When adding 100,000,000 chars to a std::deque, the memory usage grows to 252,216K. Note that 100M chars (1 byte) should occupy 97,656K, so this is an overhead of 154,560K.

I repeated the test with doubles (8 bytes) and saw memory grow to 1,976,676K, while 100M doubles should occupy 781,250K, for an overhead of 1,195,426K!!

Now I understand that std::deque is normally implemented as a linked list of "chunks." If this is true, then why is the overhead proportional to the element size (because of course the pointer size should be fixed at 8 bytes)? And why is it so danged huge?

Can anybody shed some light on why std::deque uses so much danged memory? I'm thinking I should switch my std::queue underlying containers to std::vector as there is no overhead (given that the appropriate size is reserveed). I'm thinking the benefits of std::deque are largely negated by the fact that it has such a huge overhead (resulting in cache misses, page faults, etc.), and that the cost of copying std::vector elements may be less, given that the overall memory usage is so much lower. Is this just a bad implementation of std::deque by Microsoft?


Solution 1:

Look at the code for _DEQUESIZ (number of elements per block):

#define _DEQUESIZ   (sizeof (_Ty) <= 1 ? 16 \
    : sizeof (_Ty) <= 2 ? 8 \
    : sizeof (_Ty) <= 4 ? 4 \
    : sizeof (_Ty) <= 8 ? 2 : 1)    /* elements per block (a power of 2) */

It gets smaller if the element is larger. Only for elements larger than 8 bytes will you get the expected behavior (percentual decrease of overhead with increase of element size).

Solution 2:

Is it possible that you are running Debug binaries? 252MB for 100M chars does seem like a lot...

You can check attribution of this using umdh to snapshot before and after and then compare the two - might shed some light on why it's larger than you expected.
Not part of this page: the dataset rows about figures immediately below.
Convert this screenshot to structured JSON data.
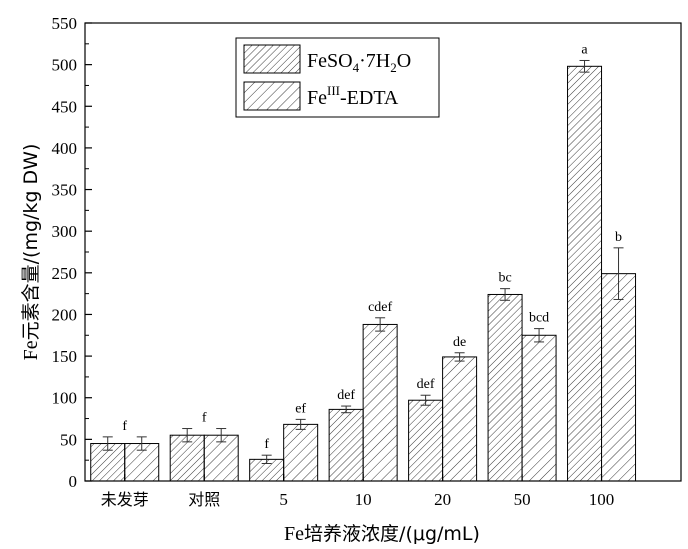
{
  "chart_data": {
    "type": "bar",
    "xlabel_prefix": "Fe",
    "xlabel_cn": "培养液浓度/(",
    "xlabel_unit": "μg/mL)",
    "ylabel_prefix": "Fe",
    "ylabel_cn": "元素含量/(mg/kg DW)",
    "ylim": [
      0,
      550
    ],
    "yticks": [
      0,
      50,
      100,
      150,
      200,
      250,
      300,
      350,
      400,
      450,
      500,
      550
    ],
    "grid": false,
    "legend_position": "top-center",
    "categories": [
      "未发芽",
      "对照",
      "5",
      "10",
      "20",
      "50",
      "100"
    ],
    "series": [
      {
        "name": "FeSO4·7H2O",
        "legend_parts": [
          "FeSO",
          "4",
          "·7H",
          "2",
          "O"
        ],
        "hatch": "diagonal-dense",
        "values": [
          45,
          55,
          26,
          86,
          97,
          224,
          498
        ],
        "errors": [
          8,
          8,
          5,
          4,
          6,
          7,
          7
        ],
        "labels": [
          "f",
          "f",
          "f",
          "def",
          "def",
          "bc",
          "a"
        ]
      },
      {
        "name": "FeIII-EDTA",
        "legend_parts": [
          "Fe",
          "III",
          "-EDTA"
        ],
        "hatch": "diagonal-sparse",
        "values": [
          45,
          55,
          68,
          188,
          149,
          175,
          249
        ],
        "errors": [
          8,
          8,
          6,
          8,
          5,
          8,
          31
        ],
        "labels": [
          "",
          "",
          "ef",
          "cdef",
          "de",
          "bcd",
          "b"
        ]
      }
    ]
  }
}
EDIT: FYI - When I run this outside the debugger on VS2010 I get 181MB with chars.

deque<char> mydequeue;
for (size_t i = 0; i < 100 * 1024 * 1024; ++i)
{
  mydequeue.push_back(char(i));
}

EDIT: Supporting the other answer from @Dialecticus, this gives me the same footprint as double:

struct twoInt64s
{
public:
    twoInt64s(__int64 _a, __int64 _b) : a(_a), b(_b) {}

    __int64 a;
    __int64 b;
};

EDIT: With _DEQUESIZ modified as shown (128 chars per block), 100M chars now takes 113M of memory.

My conclusion is that the remaining overhead you saw is due to management structures for the deque blocks, which have 16 chars of data, plus control info for deque plus more control info for heap manager.
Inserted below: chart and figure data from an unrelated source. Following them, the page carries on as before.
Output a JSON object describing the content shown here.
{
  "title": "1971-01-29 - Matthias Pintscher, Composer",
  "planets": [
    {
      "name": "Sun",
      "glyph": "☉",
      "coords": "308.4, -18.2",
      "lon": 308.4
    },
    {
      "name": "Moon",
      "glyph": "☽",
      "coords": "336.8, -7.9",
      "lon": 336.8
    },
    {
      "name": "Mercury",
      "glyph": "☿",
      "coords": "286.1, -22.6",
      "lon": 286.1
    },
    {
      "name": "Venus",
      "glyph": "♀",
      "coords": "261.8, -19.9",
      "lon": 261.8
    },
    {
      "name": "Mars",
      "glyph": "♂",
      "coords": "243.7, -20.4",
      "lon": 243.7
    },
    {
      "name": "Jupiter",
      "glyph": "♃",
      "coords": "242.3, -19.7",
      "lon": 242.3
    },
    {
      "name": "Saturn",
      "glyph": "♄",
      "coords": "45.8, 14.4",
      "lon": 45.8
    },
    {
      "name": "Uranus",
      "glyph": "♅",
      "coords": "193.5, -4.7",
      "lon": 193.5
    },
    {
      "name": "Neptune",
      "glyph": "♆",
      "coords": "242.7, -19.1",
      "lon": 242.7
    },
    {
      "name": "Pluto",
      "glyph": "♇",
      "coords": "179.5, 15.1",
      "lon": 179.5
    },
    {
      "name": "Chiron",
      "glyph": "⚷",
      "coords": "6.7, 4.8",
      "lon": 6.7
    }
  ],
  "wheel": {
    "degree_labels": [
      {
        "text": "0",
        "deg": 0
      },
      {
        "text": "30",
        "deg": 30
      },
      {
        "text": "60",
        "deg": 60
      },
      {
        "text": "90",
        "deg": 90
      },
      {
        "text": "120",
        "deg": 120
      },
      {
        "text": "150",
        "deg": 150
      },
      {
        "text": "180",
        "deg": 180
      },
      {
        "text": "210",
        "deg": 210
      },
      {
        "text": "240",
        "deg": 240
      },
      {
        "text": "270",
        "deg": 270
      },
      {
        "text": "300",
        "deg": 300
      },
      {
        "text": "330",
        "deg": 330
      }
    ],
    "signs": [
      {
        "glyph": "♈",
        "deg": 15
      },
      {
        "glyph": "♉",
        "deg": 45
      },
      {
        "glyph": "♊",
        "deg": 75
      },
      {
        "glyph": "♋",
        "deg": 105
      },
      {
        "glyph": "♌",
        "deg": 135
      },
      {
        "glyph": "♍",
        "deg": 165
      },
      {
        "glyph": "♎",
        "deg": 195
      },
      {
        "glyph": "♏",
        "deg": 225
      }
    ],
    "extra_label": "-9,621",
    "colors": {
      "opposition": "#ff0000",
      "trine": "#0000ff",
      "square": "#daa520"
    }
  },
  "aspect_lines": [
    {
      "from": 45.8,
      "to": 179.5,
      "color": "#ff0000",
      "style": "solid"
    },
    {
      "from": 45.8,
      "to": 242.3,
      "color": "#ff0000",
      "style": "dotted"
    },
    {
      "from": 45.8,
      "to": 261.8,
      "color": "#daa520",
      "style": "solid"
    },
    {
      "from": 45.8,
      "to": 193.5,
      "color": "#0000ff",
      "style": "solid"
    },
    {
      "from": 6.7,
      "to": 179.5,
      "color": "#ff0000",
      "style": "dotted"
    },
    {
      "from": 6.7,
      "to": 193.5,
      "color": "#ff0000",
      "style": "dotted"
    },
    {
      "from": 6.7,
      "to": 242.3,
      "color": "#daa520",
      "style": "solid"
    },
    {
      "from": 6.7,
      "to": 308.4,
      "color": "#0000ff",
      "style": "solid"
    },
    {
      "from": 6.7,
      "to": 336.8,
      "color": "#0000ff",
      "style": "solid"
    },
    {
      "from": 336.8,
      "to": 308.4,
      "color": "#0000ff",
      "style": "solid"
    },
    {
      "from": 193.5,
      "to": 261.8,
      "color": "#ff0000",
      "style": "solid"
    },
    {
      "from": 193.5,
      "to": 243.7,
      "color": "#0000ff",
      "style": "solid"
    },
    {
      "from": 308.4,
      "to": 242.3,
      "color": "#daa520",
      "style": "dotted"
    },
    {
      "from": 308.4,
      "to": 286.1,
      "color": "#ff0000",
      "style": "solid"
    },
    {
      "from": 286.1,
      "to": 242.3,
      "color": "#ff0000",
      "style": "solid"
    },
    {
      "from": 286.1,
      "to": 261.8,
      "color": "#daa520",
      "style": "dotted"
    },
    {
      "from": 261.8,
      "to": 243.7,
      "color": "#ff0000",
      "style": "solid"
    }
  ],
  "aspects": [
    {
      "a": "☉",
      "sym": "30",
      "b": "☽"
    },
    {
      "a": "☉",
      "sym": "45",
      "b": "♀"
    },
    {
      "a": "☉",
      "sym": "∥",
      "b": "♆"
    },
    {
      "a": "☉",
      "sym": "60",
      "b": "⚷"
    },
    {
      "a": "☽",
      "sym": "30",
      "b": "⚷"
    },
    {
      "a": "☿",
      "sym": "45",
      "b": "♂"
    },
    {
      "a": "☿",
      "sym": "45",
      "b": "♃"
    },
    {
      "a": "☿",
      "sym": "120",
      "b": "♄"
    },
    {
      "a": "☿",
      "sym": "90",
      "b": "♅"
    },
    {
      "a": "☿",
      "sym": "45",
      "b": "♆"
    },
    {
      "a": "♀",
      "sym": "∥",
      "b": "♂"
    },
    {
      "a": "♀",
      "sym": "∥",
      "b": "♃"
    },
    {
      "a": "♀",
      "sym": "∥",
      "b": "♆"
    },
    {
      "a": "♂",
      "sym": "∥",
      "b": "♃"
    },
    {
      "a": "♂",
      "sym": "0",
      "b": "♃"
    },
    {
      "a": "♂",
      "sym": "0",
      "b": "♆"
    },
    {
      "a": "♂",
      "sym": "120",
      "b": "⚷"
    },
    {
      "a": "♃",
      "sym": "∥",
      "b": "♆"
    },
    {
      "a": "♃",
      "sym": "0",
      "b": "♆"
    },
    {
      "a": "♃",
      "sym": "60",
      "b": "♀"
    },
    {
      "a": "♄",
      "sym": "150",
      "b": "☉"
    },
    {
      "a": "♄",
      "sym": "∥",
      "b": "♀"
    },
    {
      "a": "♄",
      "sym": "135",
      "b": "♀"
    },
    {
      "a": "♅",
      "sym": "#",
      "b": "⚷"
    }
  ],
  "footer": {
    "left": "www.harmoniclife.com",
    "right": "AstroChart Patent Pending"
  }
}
#define _DEQUESIZ   (sizeof (value_type) <= 1 ? 128 \
    : sizeof (value_type) <= 2 ? 8 \
    : sizeof (value_type) <= 4 ? 4 \
    : sizeof (value_type) <= 8 ? 2 \
    : 1)    /* elements per block (a power of 2) */

Moral - if you really want to optimize this for your special purpose, be prepared to play with <deque>. Its behaviour depends critically on the size of your elements, and beyond that on the expected usage pattern.

EDIT: Depending on your knowledge of queue sizes, you might be able to drop in boost::circular_buffer as a replacement for the std::queue container. I bet this would perform more like you want (and expected).